Le déficit de l'État français : Monnaie unique, bourgeoisies rivales13/03/20032003Journal/medias/journalnumero/images/2003/03/une1806.jpg.445x577_q85_box-0%2C104%2C1383%2C1896_crop_detail.jpg

Leur société

Le déficit de l'État français : Monnaie unique, bourgeoisies rivales

Le respect des critères de Maastricht subit accrocs sur accrocs. Après le Portugal en 2001 et l'Allemagne en 2002, c'est au tour de la France d'enfreindre ce pacte, dit de stabilité, européen. L'année dernière, le déficit de l'État Français avait légèrement franchi le seuil autorisé de 3% du Produit Intérieur Brut. Mais en 2003 le gouvernement annonce un dépassement beaucoup plus important: 3,4% du PIB. Et encore ne s'agit-il que de prévisions, on parle de 4, voire 4,5% du PIB.

Il n'aura donc pas fallu attendre longtemps pour juger de ce que valait la sincérité des politiciens et de tous ces "experts" qui prétendaient toute mesure sociale impossible, au nom du respect des critères de Maastricht. Depuis leur adoption, ces fameux critères ont servi de prétexte dans la guerre menée par chaque bourgeoisie contre le niveau de vie de sa propre population. Investir dans les services publics? Augmenter les salaires des fonctionnaires? Préserver une Sécurité sociale digne de ce nom? Augmenter les minima sociaux? Tout cela, voyez-vous, n'était pas possible, car cela aurait entraîné des déficits incompatibles avec les règles de Maastricht.

Le mensonge était double.
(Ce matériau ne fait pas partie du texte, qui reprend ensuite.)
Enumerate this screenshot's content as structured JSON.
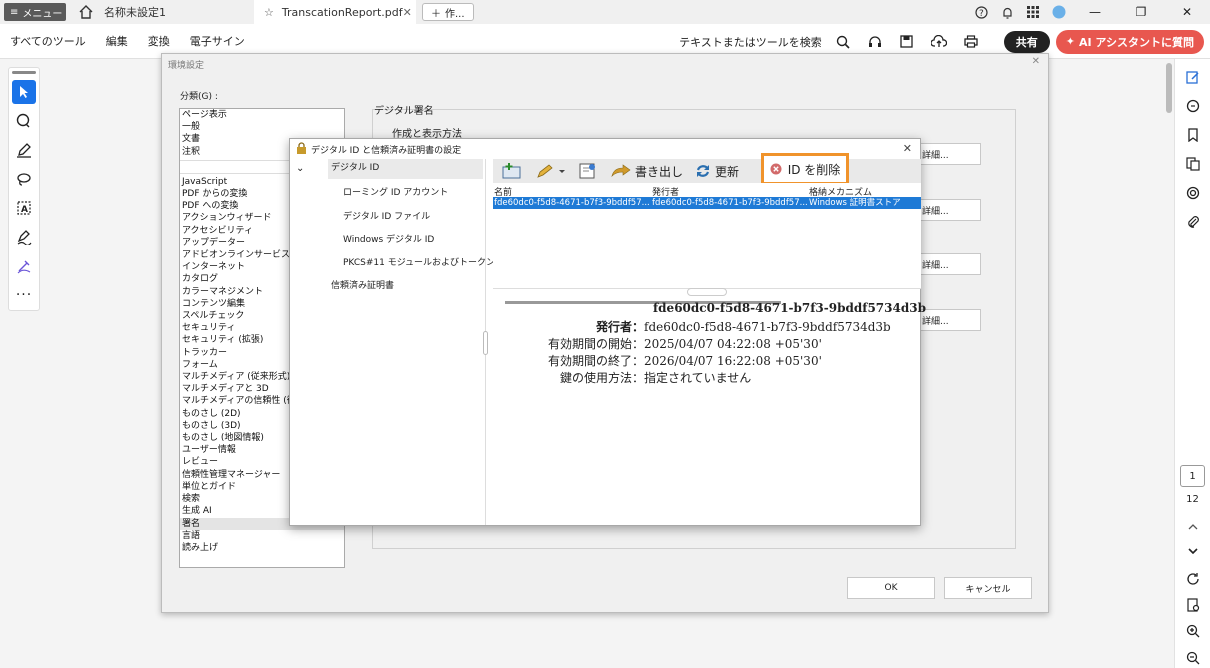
{
  "tabbar": {
    "menu_label": "メニュー",
    "tab1": "名称未設定1",
    "tab2": "TranscationReport.pdf",
    "new_tab": "作..."
  },
  "toolbar": {
    "items": [
      "すべてのツール",
      "編集",
      "変換",
      "電子サイン"
    ],
    "search_text": "テキストまたはツールを検索",
    "share": "共有",
    "ai": "AI アシスタントに質問"
  },
  "rightbar": {
    "page_current": "1",
    "page_total": "12"
  },
  "preferences": {
    "title": "環境設定",
    "category_label": "分類(G) :",
    "categories_top": [
      "ページ表示",
      "一般",
      "文書",
      "注釈"
    ],
    "categories": [
      "JavaScript",
      "PDF からの変換",
      "PDF への変換",
      "アクションウィザード",
      "アクセシビリティ",
      "アップデーター",
      "アドビオンラインサービス",
      "インターネット",
      "カタログ",
      "カラーマネジメント",
      "コンテンツ編集",
      "スペルチェック",
      "セキュリティ",
      "セキュリティ (拡張)",
      "トラッカー",
      "フォーム",
      "マルチメディア (従来形式)",
      "マルチメディアと 3D",
      "マルチメディアの信頼性 (従来",
      "ものさし (2D)",
      "ものさし (3D)",
      "ものさし (地図情報)",
      "ユーザー情報",
      "レビュー",
      "信頼性管理マネージャー",
      "単位とガイド",
      "検索",
      "生成 AI",
      "署名",
      "言語",
      "読み上げ"
    ],
    "selected_category": "署名",
    "signature_label": "デジタル署名",
    "section_label": "作成と表示方法",
    "detail_label": "詳細...",
    "ok": "OK",
    "cancel": "キャンセル"
  },
  "digital_id_dialog": {
    "title": "デジタル ID と信頼済み証明書の設定",
    "tree": {
      "digital_id": "デジタル ID",
      "roaming": "ローミング ID アカウント",
      "files": "デジタル ID ファイル",
      "windows": "Windows デジタル ID",
      "pkcs": "PKCS#11 モジュールおよびトークン",
      "trusted": "信頼済み証明書"
    },
    "toolbar": {
      "export": "書き出し",
      "refresh": "更新",
      "remove_id": "ID を削除"
    },
    "columns": [
      "名前",
      "発行者",
      "格納メカニズム"
    ],
    "row": {
      "name": "fde60dc0-f5d8-4671-b7f3-9bddf57...",
      "issuer": "fde60dc0-f5d8-4671-b7f3-9bddf57...",
      "storage": "Windows 証明書ストア"
    },
    "detail": {
      "title": "fde60dc0-f5d8-4671-b7f3-9bddf5734d3b",
      "issuer_label": "発行者：",
      "issuer_value": "fde60dc0-f5d8-4671-b7f3-9bddf5734d3b",
      "valid_from_label": "有効期間の開始：",
      "valid_from_value": "2025/04/07 04:22:08 +05'30'",
      "valid_to_label": "有効期間の終了：",
      "valid_to_value": "2026/04/07 16:22:08 +05'30'",
      "key_usage_label": "鍵の使用方法：",
      "key_usage_value": "指定されていません"
    }
  },
  "colors": {
    "selection": "#1e7ad6",
    "highlight_border": "#f0932b",
    "ai_button": "#e8574f"
  }
}
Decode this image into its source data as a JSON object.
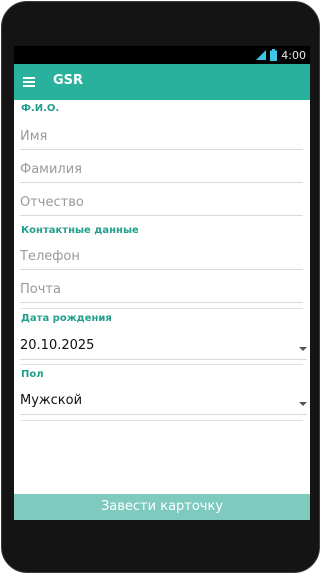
{
  "status_bar": {
    "time": "4:00",
    "icons": [
      "signal-icon",
      "battery-icon"
    ]
  },
  "app_bar": {
    "title": "GSR",
    "menu_icon": "menu-icon"
  },
  "form": {
    "fio_section": {
      "label": "Ф.И.О.",
      "first_name_placeholder": "Имя",
      "last_name_placeholder": "Фамилия",
      "patronymic_placeholder": "Отчество"
    },
    "contacts_section": {
      "label": "Контактные данные",
      "phone_placeholder": "Телефон",
      "email_placeholder": "Почта"
    },
    "birthdate_section": {
      "label": "Дата рождения",
      "value": "20.10.2025"
    },
    "gender_section": {
      "label": "Пол",
      "value": "Мужской"
    }
  },
  "submit_button": {
    "label": "Завести карточку"
  },
  "colors": {
    "accent": "#2ab19e",
    "section_label": "#219e8c",
    "button": "#7fcabe"
  }
}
D'abord, parce que l'État aurait largement eu les moyens d'assumer toutes ces mesures tout en limitant son déficit: il aurait simplement fallu qu'il cesse de financer de mille et une manières le patronat. Mais ensuite, parce que cette loi d'airain intransgressable, ces critères de Maastricht, aujourd'hui que cela arrange la bourgeoisie française, se révèlent opportunément élastiques. Et Raffarin n'est nullement gêné d'annoncer tout à la fois un dépassement hors norme et la poursuite des allégements d'impôts en particulier pour les entreprises et les riches.
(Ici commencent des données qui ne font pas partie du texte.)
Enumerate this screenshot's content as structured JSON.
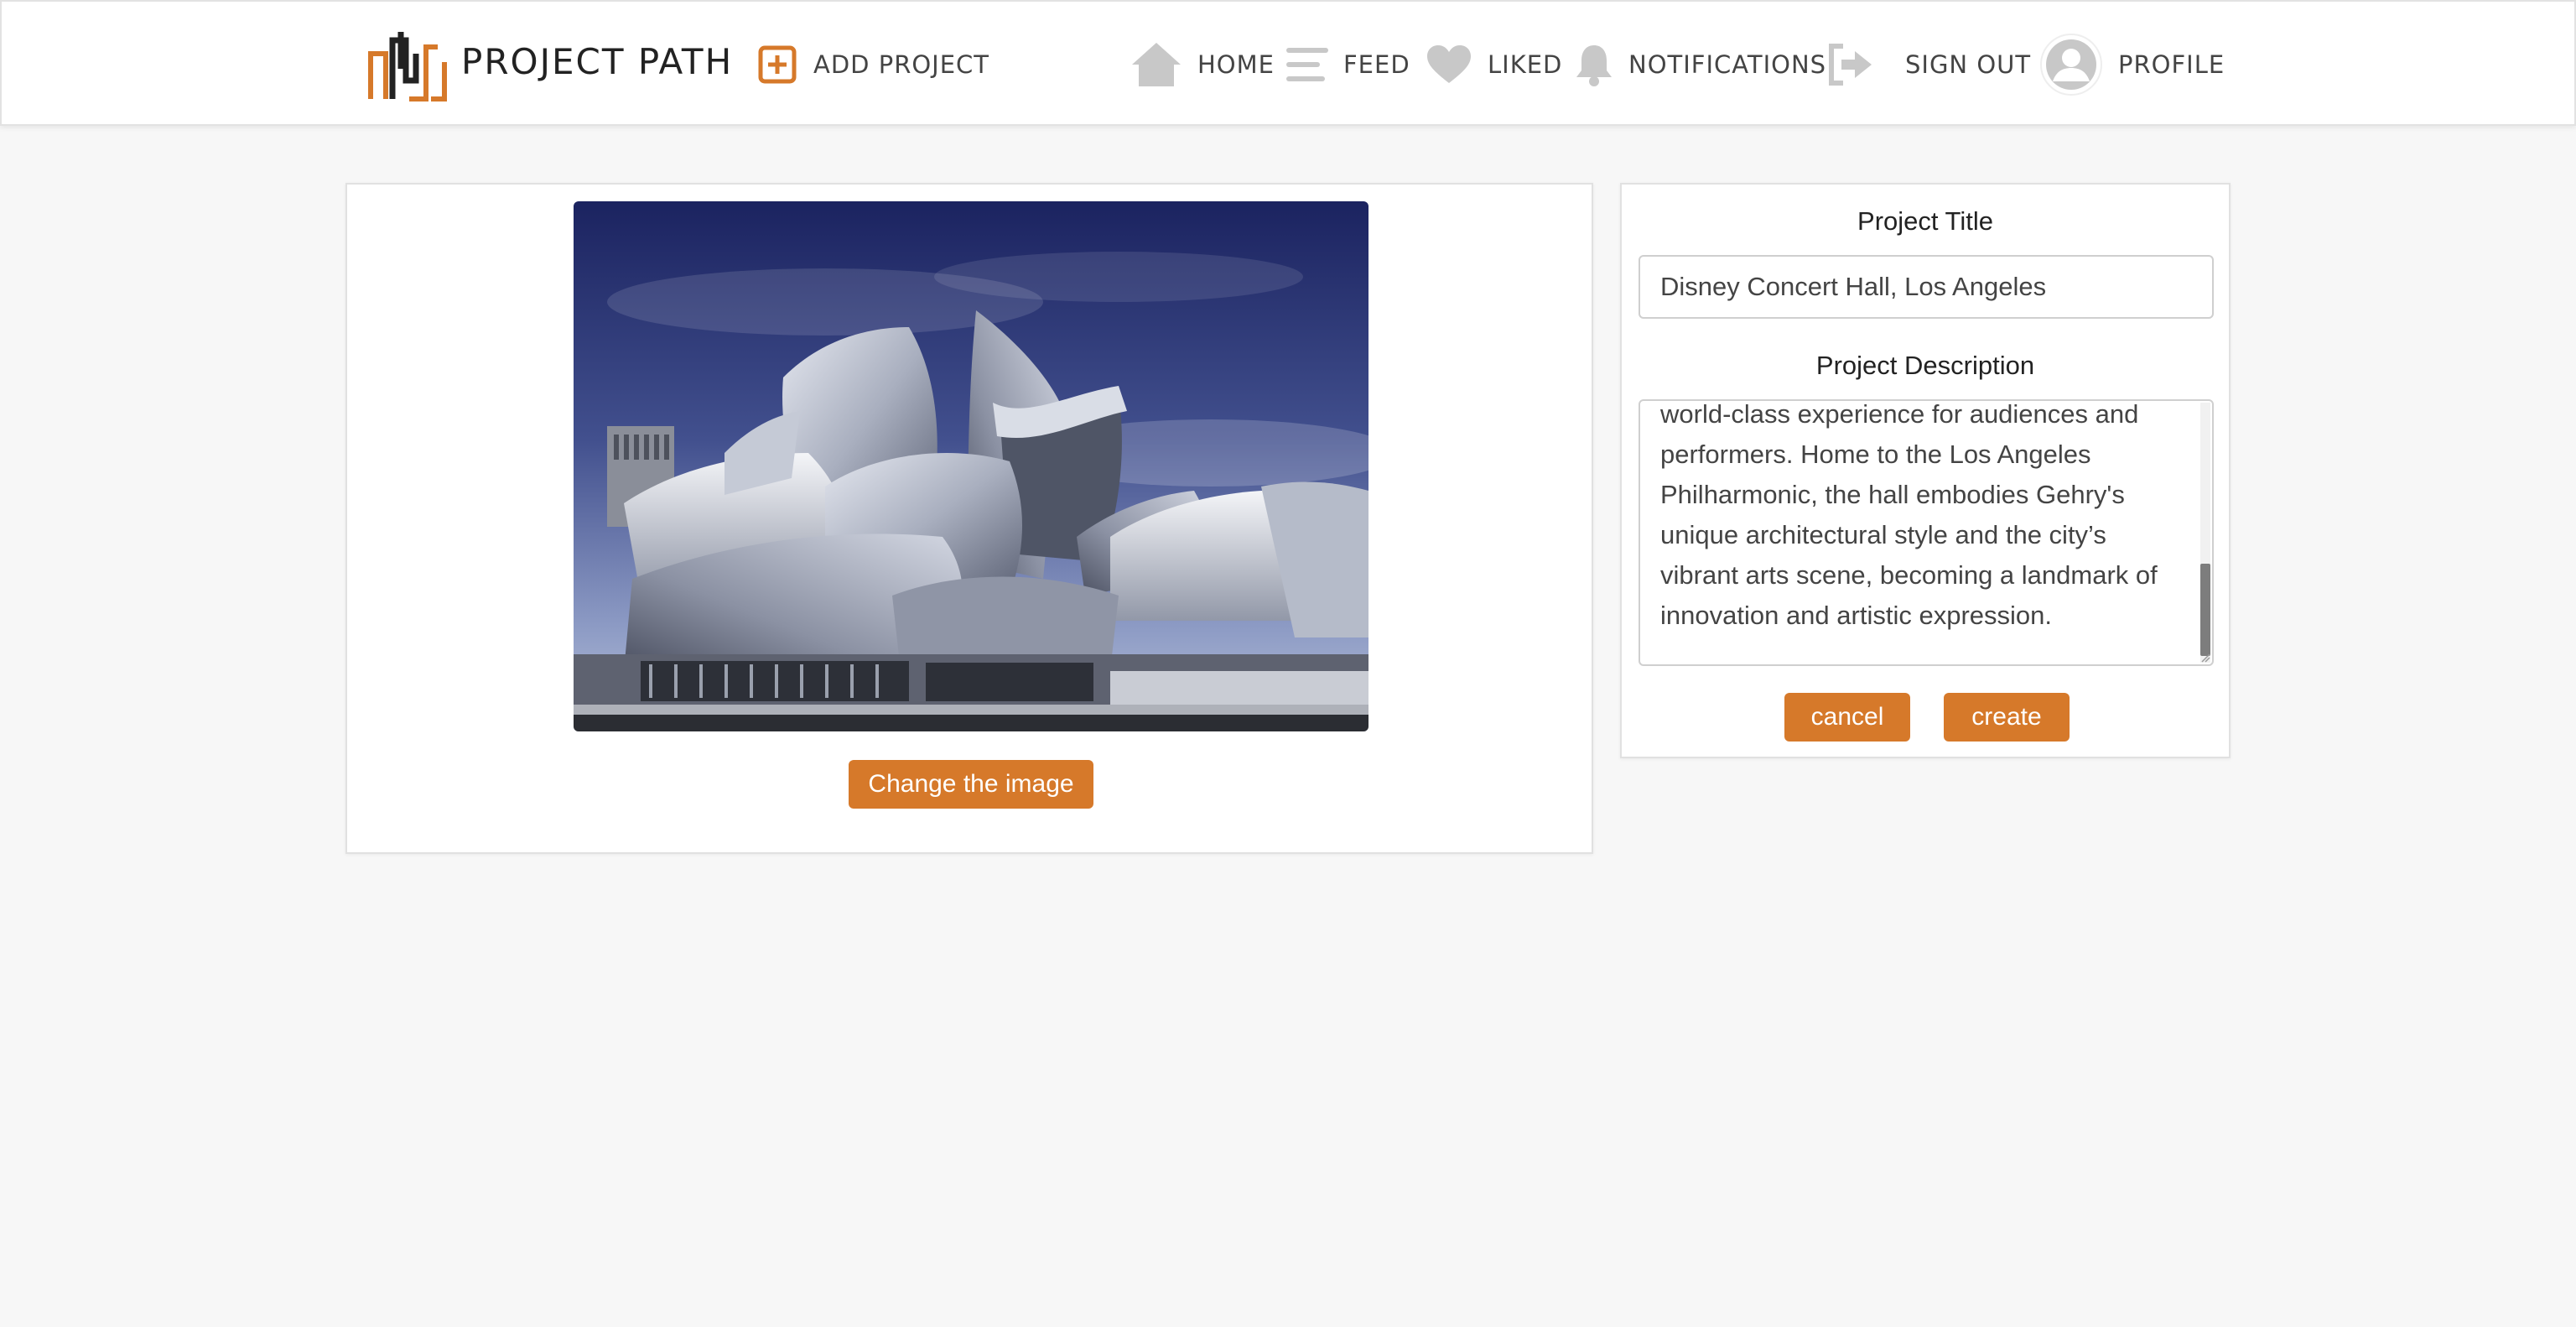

L'adoption des ces fameux "critères de Maastricht", rappelons-le, était liée à la mise en place d'une monnaie unique au sein d'une Europe qui continuait à être formée d'États nationaux indépendants. En particulier, les États qui disposaient jusque-là d'une monnaie forte, comme l'Allemagne, n'avaient pas l'intention de faire les frais du passage à l'euro en se retrouvant à payer pour les déficits des États à monnaie faible. C'est ainsi qu'un "pacte de stabilité", sorte de code de bonne conduite financière, avait été adopté, qui soumettait les États signataires à certaines obligations. D'où la limitation du dépassement autorisé des déficits publics à 3% du PIB. D'où aussi la limitation de la dette publique autorisée à 60% du PIB, un autre critère que la France devrait transgresser cette année.

Proclamer des règles est une chose, les respecter une autre. Et l'Europe actuelle, bien qu'elle ait mis en place une monnaie unique, reste un conglomérat d'États nationaux, qui ne dispose d'aucune réelle autorité capable de s'imposer à ses membres. Si les États de moindre importance que sont le Portugal ou la Grèce violent les règles, ils se font immédiatement rappeler à l'ordre par l'Allemagne ou la France. Mais quand ce sont les parrains eux-mêmes qui, au nom de leurs intérêts propres, s'assoient sur ces mêmes règles, leurs "alliés" n'ont guère les moyens de s'y opposer. La mise en place d'une monnaie commune est loin d'avoir mis fin aux contradictions et aux luttes d'intérêts qui opposent les différentes bourgeoisies réunies au sein de l'Union européenne.